Morbus Parkinson zählt zu den neurodegenerativen Erkrankungen. Im Gehirn sterben
nach und nach Nervenzellen ab, die den Botenstoff Dopamin produzieren - es kommt
zu einem Dopaminmangel in der im Mittelhirn gelegenen Substantia nigra, der
sogenannten schwarzen Substanz.
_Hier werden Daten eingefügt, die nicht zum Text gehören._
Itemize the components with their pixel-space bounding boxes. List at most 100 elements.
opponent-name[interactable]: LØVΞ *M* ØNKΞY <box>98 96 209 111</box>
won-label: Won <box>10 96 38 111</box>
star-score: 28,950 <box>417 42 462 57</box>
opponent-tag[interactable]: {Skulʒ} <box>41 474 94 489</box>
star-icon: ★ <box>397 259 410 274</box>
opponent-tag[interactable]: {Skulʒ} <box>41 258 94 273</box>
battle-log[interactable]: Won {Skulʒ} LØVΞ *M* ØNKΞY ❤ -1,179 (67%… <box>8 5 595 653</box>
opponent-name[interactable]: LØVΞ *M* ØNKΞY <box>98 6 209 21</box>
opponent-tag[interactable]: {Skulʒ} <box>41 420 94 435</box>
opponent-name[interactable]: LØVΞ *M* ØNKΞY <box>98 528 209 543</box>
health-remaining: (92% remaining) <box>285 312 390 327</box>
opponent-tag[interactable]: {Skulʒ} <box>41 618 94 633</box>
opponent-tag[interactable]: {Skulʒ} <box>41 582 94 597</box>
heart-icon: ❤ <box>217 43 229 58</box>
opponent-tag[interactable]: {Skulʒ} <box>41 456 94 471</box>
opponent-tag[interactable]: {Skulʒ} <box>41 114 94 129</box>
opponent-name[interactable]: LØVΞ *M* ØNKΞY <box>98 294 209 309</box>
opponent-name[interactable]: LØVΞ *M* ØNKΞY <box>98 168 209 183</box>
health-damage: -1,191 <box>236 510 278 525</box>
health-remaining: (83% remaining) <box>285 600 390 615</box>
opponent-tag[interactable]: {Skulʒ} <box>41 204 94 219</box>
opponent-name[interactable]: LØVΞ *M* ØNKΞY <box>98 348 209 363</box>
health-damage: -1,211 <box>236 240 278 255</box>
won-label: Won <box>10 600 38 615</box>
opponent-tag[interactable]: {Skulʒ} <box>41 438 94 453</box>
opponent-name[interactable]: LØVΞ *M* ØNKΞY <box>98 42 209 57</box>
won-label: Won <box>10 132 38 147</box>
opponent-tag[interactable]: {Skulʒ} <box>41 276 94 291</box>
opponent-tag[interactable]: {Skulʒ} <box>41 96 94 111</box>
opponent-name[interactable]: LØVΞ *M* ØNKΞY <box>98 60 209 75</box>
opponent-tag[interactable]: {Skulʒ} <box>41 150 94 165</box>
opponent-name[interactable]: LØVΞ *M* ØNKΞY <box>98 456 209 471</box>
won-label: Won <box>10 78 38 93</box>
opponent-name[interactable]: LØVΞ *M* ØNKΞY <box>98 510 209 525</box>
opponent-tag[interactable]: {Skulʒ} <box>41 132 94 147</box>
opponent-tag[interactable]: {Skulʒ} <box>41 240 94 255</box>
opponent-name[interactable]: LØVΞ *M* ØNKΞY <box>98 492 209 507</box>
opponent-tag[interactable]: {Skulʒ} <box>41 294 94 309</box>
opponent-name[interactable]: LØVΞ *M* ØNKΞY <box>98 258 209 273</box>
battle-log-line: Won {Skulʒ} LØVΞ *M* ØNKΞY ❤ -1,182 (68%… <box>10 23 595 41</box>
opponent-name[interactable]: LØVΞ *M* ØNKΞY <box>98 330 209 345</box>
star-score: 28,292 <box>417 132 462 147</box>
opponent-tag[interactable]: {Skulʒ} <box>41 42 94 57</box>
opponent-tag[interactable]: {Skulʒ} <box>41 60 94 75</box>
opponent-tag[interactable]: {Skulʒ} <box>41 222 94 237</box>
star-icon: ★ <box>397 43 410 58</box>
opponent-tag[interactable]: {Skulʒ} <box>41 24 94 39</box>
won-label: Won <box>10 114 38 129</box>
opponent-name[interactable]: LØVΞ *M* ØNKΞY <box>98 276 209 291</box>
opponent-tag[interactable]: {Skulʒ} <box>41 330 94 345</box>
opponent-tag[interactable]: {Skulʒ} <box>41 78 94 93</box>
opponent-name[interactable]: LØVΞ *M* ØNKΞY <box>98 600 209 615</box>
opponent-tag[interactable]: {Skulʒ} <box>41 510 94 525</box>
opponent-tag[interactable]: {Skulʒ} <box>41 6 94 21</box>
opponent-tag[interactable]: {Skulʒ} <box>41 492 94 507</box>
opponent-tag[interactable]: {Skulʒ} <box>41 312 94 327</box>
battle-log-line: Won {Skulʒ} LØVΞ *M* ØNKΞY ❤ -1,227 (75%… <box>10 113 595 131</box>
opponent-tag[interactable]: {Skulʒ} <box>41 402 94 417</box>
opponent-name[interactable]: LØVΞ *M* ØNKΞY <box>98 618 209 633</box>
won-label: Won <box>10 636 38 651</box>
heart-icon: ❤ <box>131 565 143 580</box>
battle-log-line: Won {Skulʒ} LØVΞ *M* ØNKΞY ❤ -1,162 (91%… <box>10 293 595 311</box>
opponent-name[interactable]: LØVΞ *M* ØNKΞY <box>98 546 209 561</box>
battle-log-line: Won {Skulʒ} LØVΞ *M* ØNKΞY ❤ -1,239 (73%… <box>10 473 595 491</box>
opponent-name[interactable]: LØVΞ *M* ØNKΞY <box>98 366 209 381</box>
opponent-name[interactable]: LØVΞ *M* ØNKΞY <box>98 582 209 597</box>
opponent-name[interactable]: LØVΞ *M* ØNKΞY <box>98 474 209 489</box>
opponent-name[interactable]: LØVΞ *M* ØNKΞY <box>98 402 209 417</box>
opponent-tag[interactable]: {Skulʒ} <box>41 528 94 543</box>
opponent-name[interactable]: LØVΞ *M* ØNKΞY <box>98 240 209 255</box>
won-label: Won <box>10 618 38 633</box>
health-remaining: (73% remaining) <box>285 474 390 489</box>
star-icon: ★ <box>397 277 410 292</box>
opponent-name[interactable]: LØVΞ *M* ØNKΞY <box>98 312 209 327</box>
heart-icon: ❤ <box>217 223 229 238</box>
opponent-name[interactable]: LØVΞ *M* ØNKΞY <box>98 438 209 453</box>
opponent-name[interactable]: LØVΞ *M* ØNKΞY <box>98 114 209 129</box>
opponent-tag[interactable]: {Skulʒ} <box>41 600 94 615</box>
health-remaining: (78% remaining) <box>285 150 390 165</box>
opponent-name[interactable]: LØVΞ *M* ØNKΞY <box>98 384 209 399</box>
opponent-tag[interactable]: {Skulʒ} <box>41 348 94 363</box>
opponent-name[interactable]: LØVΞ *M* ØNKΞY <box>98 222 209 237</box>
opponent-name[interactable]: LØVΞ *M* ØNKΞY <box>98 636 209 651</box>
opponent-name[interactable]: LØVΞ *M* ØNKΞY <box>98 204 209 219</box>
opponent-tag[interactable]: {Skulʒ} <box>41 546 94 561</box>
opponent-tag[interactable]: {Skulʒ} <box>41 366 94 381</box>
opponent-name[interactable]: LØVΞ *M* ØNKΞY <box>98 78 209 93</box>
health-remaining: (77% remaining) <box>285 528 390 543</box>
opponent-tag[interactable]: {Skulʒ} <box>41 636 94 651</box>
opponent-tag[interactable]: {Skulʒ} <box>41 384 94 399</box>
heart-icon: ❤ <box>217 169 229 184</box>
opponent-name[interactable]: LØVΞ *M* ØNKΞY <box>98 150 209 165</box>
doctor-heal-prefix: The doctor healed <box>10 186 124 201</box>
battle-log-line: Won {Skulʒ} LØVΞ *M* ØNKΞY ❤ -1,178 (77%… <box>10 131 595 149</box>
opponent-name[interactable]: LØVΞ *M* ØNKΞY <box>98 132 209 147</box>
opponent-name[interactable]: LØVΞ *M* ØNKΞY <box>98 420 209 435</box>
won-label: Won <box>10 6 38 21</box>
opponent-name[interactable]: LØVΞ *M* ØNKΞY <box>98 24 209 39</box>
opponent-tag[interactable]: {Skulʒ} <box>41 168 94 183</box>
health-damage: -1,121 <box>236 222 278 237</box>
Die Nervenzellen in diesem Areal enthalten
Melanin und sind dunkel gefärbt - daher der Name. Dopamin hat viele Aufgaben im
Gehirn - unter anderem ist der Neurotransmitter für reibungslose
Bewegungsabläufe zuständig. Wenn 50 bis 60 Prozent der Dopamin-produzierenden
Zellen abgestorben sind, machen sich die ersten Krankheitszeichen von Parkinson
bemerkbar. Die typischen Symptome sind Muskelzittern in Ruhephasen, verlangsamte
Bewegungen und Steifheit der Muskeln. Warum ein Mensch an Parkinson erkrankt und
der andere nicht, ist noch weitgehend unklar. Diskutiert werden erbliche
Faktoren und Umweltgifte, welche die Substantia nigra schädigen. Eine Prävention
gegen die neurodegenerative Erkrankung gibt es nicht.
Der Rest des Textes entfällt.